Here’s an employee advocating for her own health: Before a medical appointment, she checks her health insurance to make sure the visit is covered. During the visit, she takes notes. Before the doctor writes the prescription, she asks, “Are there any generics?”
If more people had taken just that last step to use generic medications, consumers and employers could have possibly saved $25 billion -- yes, that’s billion with a B -- in out-of-pocket expenses between 2010 and 2012, the Journal of Internal Medicine reported in June 2016.
Persuading employees to be their own health advocates is a win-win-win for the employees’ health, their productivity, and the employer’s health care costs. Here are three steps to turn your employees into advocates for their own health:
The physician may take the lead in providing medical services, but healthcare is ultimately a team sport. Because of the high potential for medical errors, patients are best positioned to play offense by asking a lot of questions and clarifying communications by all parties involved.
Medical errors may lead to serious or fatal events in 80,000 to 160,000 people per year, according to an April 2013 review of 25 years of medical malpractice claims by researchers at Johns Hopkins University. The most common errors are missed, incorrect, or delayed diagnoses.
The study underscores the importance of patients speaking up. Furthermore, seeking a second opinion results in revised diagnoses in 39% of cases, according to Advance Medical, a firm that helps patients obtain expert medical opinions.
The palette of digital tools to empower employees to be their own health advocates is growing. Here are two:
About 30% of employers are encouraging the use of mobile health apps to help employees become more proactive about their health, according to Mercer’s 2015 National Survey of Employer Sponsored Health Plans. For those with chronic conditions, some apps could save up to $3,000 per patient each year, reported Health IT Outcomes in September 2014.
These tools pull back the curtain on healthcare pricing by comparing the price of specific procedures across providers in a given market. Given the wide range of prices charged for even common diagnostic services like xrays and MRIs, finding a lower-cost provider can save employees substantial out-of-pocket cost.

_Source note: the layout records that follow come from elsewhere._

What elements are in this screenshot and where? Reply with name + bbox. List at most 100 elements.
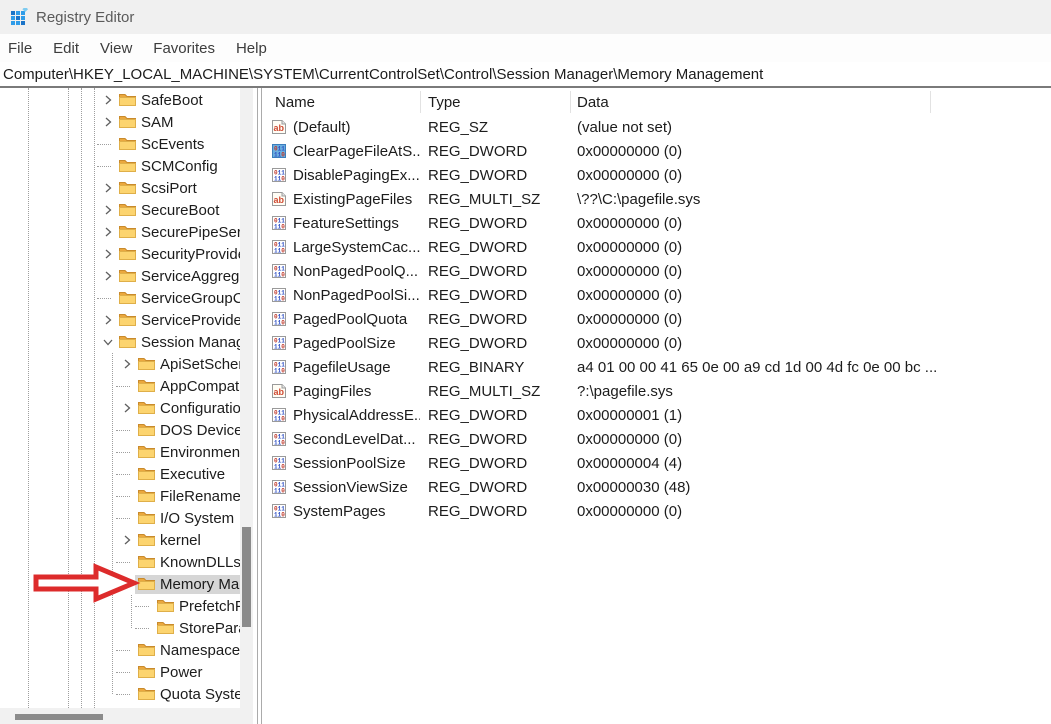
chevron-right-icon[interactable]	[100, 271, 116, 281]
registry-value-row[interactable]: 011110 SecondLevelDat... REG_DWORD 0x000…	[262, 427, 1051, 451]
tree-item-i-o-system[interactable]: I/O System	[0, 507, 240, 529]
value-type: REG_DWORD	[420, 431, 570, 448]
tree-item-safeboot[interactable]: SafeBoot	[0, 89, 240, 111]
tree-item-label: SCMConfig	[141, 158, 218, 175]
registry-value-row[interactable]: 011110 NonPagedPoolQ... REG_DWORD 0x0000…	[262, 259, 1051, 283]
tree-item-serviceaggreg[interactable]: ServiceAggreg	[0, 265, 240, 287]
chevron-down-icon[interactable]	[100, 337, 116, 347]
registry-value-row[interactable]: 011110 NonPagedPoolSi... REG_DWORD 0x000…	[262, 283, 1051, 307]
tree-item-power[interactable]: Power	[0, 661, 240, 683]
tree-item-label: PrefetchP	[179, 598, 240, 615]
tree-item-scmconfig[interactable]: SCMConfig	[0, 155, 240, 177]
registry-value-row[interactable]: ab PagingFiles REG_MULTI_SZ ?:\pagefile.…	[262, 379, 1051, 403]
address-bar[interactable]: Computer\HKEY_LOCAL_MACHINE\SYSTEM\Curre…	[0, 62, 1051, 88]
address-path[interactable]: Computer\HKEY_LOCAL_MACHINE\SYSTEM\Curre…	[3, 66, 763, 83]
tree-item-sam[interactable]: SAM	[0, 111, 240, 133]
svg-text:110: 110	[274, 224, 285, 231]
tree-item-label: KnownDLLs	[160, 554, 240, 571]
tree-item-serviceprovide[interactable]: ServiceProvide	[0, 309, 240, 331]
tree-vertical-scrollbar[interactable]	[240, 88, 253, 708]
tree-item-dos-device[interactable]: DOS Device	[0, 419, 240, 441]
menu-item-edit[interactable]: Edit	[53, 40, 79, 57]
tree-item-label: Session Manag	[141, 334, 240, 351]
registry-value-row[interactable]: 011110 SessionPoolSize REG_DWORD 0x00000…	[262, 451, 1051, 475]
registry-value-row[interactable]: 011110 PagedPoolQuota REG_DWORD 0x000000…	[262, 307, 1051, 331]
tree-item-securityprovide[interactable]: SecurityProvide	[0, 243, 240, 265]
tree-horizontal-scrollbar[interactable]	[0, 708, 253, 724]
tree-item-storepara[interactable]: StorePara	[0, 617, 240, 639]
registry-value-row[interactable]: 011110 PagefileUsage REG_BINARY a4 01 00…	[262, 355, 1051, 379]
tree-item-quota-syste[interactable]: Quota Syste	[0, 683, 240, 705]
chevron-right-icon[interactable]	[119, 403, 135, 413]
binary-value-icon: 011110	[271, 239, 287, 255]
registry-value-row[interactable]: ab ExistingPageFiles REG_MULTI_SZ \??\C:…	[262, 187, 1051, 211]
tree-item-label: ApiSetSchem	[160, 356, 240, 373]
column-header-data[interactable]: Data	[570, 94, 1051, 111]
binary-value-icon: 011110	[271, 311, 287, 327]
tree-item-secureboot[interactable]: SecureBoot	[0, 199, 240, 221]
chevron-right-icon[interactable]	[100, 249, 116, 259]
registry-value-row[interactable]: 011110 LargeSystemCac... REG_DWORD 0x000…	[262, 235, 1051, 259]
value-data: 0x00000000 (0)	[570, 287, 1051, 304]
chevron-right-icon[interactable]	[100, 315, 116, 325]
tree-item-scsiport[interactable]: ScsiPort	[0, 177, 240, 199]
registry-value-row[interactable]: 011110 SessionViewSize REG_DWORD 0x00000…	[262, 475, 1051, 499]
column-divider[interactable]	[570, 91, 571, 113]
tree-item-configuratio[interactable]: Configuratio	[0, 397, 240, 419]
column-header-name[interactable]: Name	[262, 94, 420, 111]
tree-item-executive[interactable]: Executive	[0, 463, 240, 485]
column-header-type[interactable]: Type	[420, 94, 570, 111]
registry-value-row[interactable]: 011110 ClearPageFileAtS... REG_DWORD 0x0…	[262, 139, 1051, 163]
tree-item-kernel[interactable]: kernel	[0, 529, 240, 551]
registry-value-row[interactable]: 011110 PhysicalAddressE... REG_DWORD 0x0…	[262, 403, 1051, 427]
value-data: 0x00000030 (48)	[570, 479, 1051, 496]
binary-value-icon: 011110	[271, 359, 287, 375]
tree-item-label: Power	[160, 664, 203, 681]
tree-item-scevents[interactable]: ScEvents	[0, 133, 240, 155]
chevron-right-icon[interactable]	[100, 227, 116, 237]
menu-item-view[interactable]: View	[100, 40, 132, 57]
folder-icon	[138, 445, 155, 459]
chevron-right-icon[interactable]	[119, 535, 135, 545]
chevron-right-icon[interactable]	[100, 95, 116, 105]
tree-item-appcompat[interactable]: AppCompat	[0, 375, 240, 397]
value-type: REG_DWORD	[420, 407, 570, 424]
folder-icon	[119, 115, 136, 129]
chevron-right-icon[interactable]	[100, 205, 116, 215]
chevron-right-icon[interactable]	[100, 183, 116, 193]
tree-item-apisetschem[interactable]: ApiSetSchem	[0, 353, 240, 375]
value-name: ExistingPageFiles	[293, 191, 412, 208]
tree-item-prefetchp[interactable]: PrefetchP	[0, 595, 240, 617]
folder-icon	[138, 511, 155, 525]
registry-value-row[interactable]: ab (Default) REG_SZ (value not set)	[262, 115, 1051, 139]
menu-item-help[interactable]: Help	[236, 40, 267, 57]
registry-value-row[interactable]: 011110 DisablePagingEx... REG_DWORD 0x00…	[262, 163, 1051, 187]
tree-item-servicegroupc[interactable]: ServiceGroupC	[0, 287, 240, 309]
tree-vertical-scrollbar-thumb[interactable]	[242, 527, 251, 627]
menu-item-file[interactable]: File	[8, 40, 32, 57]
registry-value-row[interactable]: 011110 PagedPoolSize REG_DWORD 0x0000000…	[262, 331, 1051, 355]
value-type: REG_DWORD	[420, 479, 570, 496]
tree-item-label: Namespace	[160, 642, 240, 659]
registry-value-row[interactable]: 011110 SystemPages REG_DWORD 0x00000000 …	[262, 499, 1051, 523]
tree-item-namespace[interactable]: Namespace	[0, 639, 240, 661]
registry-value-row[interactable]: 011110 FeatureSettings REG_DWORD 0x00000…	[262, 211, 1051, 235]
column-divider[interactable]	[930, 91, 931, 113]
tree-item-filerename[interactable]: FileRename	[0, 485, 240, 507]
tree-item-label: Environmen	[160, 444, 240, 461]
tree-item-session-manag[interactable]: Session Manag	[0, 331, 240, 353]
tree-item-environmen[interactable]: Environmen	[0, 441, 240, 463]
column-divider[interactable]	[420, 91, 421, 113]
chevron-right-icon[interactable]	[100, 117, 116, 127]
chevron-down-icon[interactable]	[119, 579, 135, 589]
folder-icon	[138, 687, 155, 701]
menu-item-favorites[interactable]: Favorites	[153, 40, 215, 57]
tree-item-memory-ma[interactable]: Memory Ma	[0, 573, 240, 595]
folder-icon	[119, 291, 136, 305]
chevron-right-icon[interactable]	[119, 359, 135, 369]
tree-item-securepipeserv[interactable]: SecurePipeServ	[0, 221, 240, 243]
value-type: REG_DWORD	[420, 287, 570, 304]
tree-horizontal-scrollbar-thumb[interactable]	[15, 714, 103, 720]
string-value-icon: ab	[271, 191, 287, 207]
tree-item-knowndlls[interactable]: KnownDLLs	[0, 551, 240, 573]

Many patients are murky about what to ask their doctors. However, questions like “What are all of my options?” can trigger alternatives that save money and have better outcomes.
The Agency for Healthcare Research and Quality lists 10 questions that can spark discussions between employees and their physicians. Consumer Reports even offers videos and brochures to help patients speak up about unnecessary tests and treatments.
Resources like these can teach your employees that self-advocacy is not only encouraged, but it’s also the key to value in healthcare -- managing cost while getting the best care.